At the Executive Mansion, the soldiers carried the president’s body in its temporary coffin to the second floor for an autopsy. Cutting open Abraham Lincoln’s brain and body served little scientific purpose. The surgeons already knew what had killed him — a single bullet through the brain. They hid their morbid curiosity behind the shield of scientific investigation. One surgeon reached for his saws and knives while the others watched. And they wanted the bullet. The nation could hardly bury its martyred Father Abraham with a lead ball lodged in his brain. They cut it out, marked it as evidence, and preserved it for history. His blood, according to a newspaper report, was drained from his corpse by an embalmer, transferred to glass jars, and preserved. When they were finished, Mary Todd Lincoln sent a request: Please cut off a lock of his hair for her.
With Dr. Mudd providing advice and assistance, Herold rode to Bryantown to find a buggy or carriage to transport Booth south. When they got within sight of the edge of town, Herold yanked back hard on the reins and brought his horse to a stop. He could not believe what he saw several hundred yards ahead. Mounted men, wearing a uniform Herold recognized: Yankee cavalry! Manhunters!

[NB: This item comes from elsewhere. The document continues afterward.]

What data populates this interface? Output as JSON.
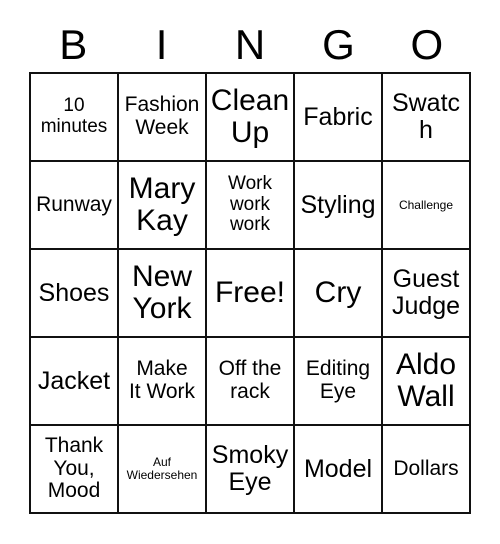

Herold had just spotted the Thirteenth New York Cavalry. Lieutenant Dana had led his troops into Bryantown, a well-known place of Confederate intrigue, commandeered the tavern, and occupied the town. Dana intended to establish a command center there, and from Bryantown launch cavalry patrols through the surrounding countryside, in pursuit of the Lincoln and Seward assassins. They were just a few miles from Mudd’s farm. This was the closest the pursuers had gotten to Booth since the assassination.
Herold made a quick decision to get out of Bryantown before he could be spotted by the cavalry. He told Mudd he didn’t need a carriage after all, Booth could still ride a horse. Mudd was puzzled by the sudden change in plan, as Booth had not yet told Mudd he was Lincoln’s assassin. Mudd continued into Bryantown at a relaxed pace, just as he had done on countless Saturday afternoons.
He went about his business, buying supplies, greeting friends and neighbors he passed in the streets. But a strange, wild atmosphere hung over Bryantown. The cavalrymen’s faces were angry. Mudd wondered what had happened. Then someone blurted it out: Abraham Lincoln had been assassinated in Washington last night! He died early this morning. The cavalry is here in pursuit of the assassin who escaped. Detectives and soldiers were searching the Maryland countryside, hunting the murderer. Most astonishing of all was who had done it. It was the actor John Wilkes Booth!
Mudd remained calm and did not betray the secret known, at this moment, to him alone: America’s most wanted man was hiding in a farmhouse, less than five miles away!
Herold rode to the farm to warn Booth. When he arrived, Booth was still in bed, but he wouldn’t be for long. The cavalry is here, Herold warned. They are just down the road in Bryantown.
It was around 3:00 P.M., Saturday, April 15, and Booth was in grave danger. Only Samuel Mudd stood between him and disaster. Mudd had the power to end the manhunt for Lincoln’s killer that afternoon. All he had to do was tell the soldiers that John Wilkes Booth and his accomplice were hiding at his farm. He could tell them Booth had a broken leg; he cannot run away. He could take them to Booth right now. All he had to do was tell them, and Dr. Samuel A. Mudd would become, instantly, a national hero.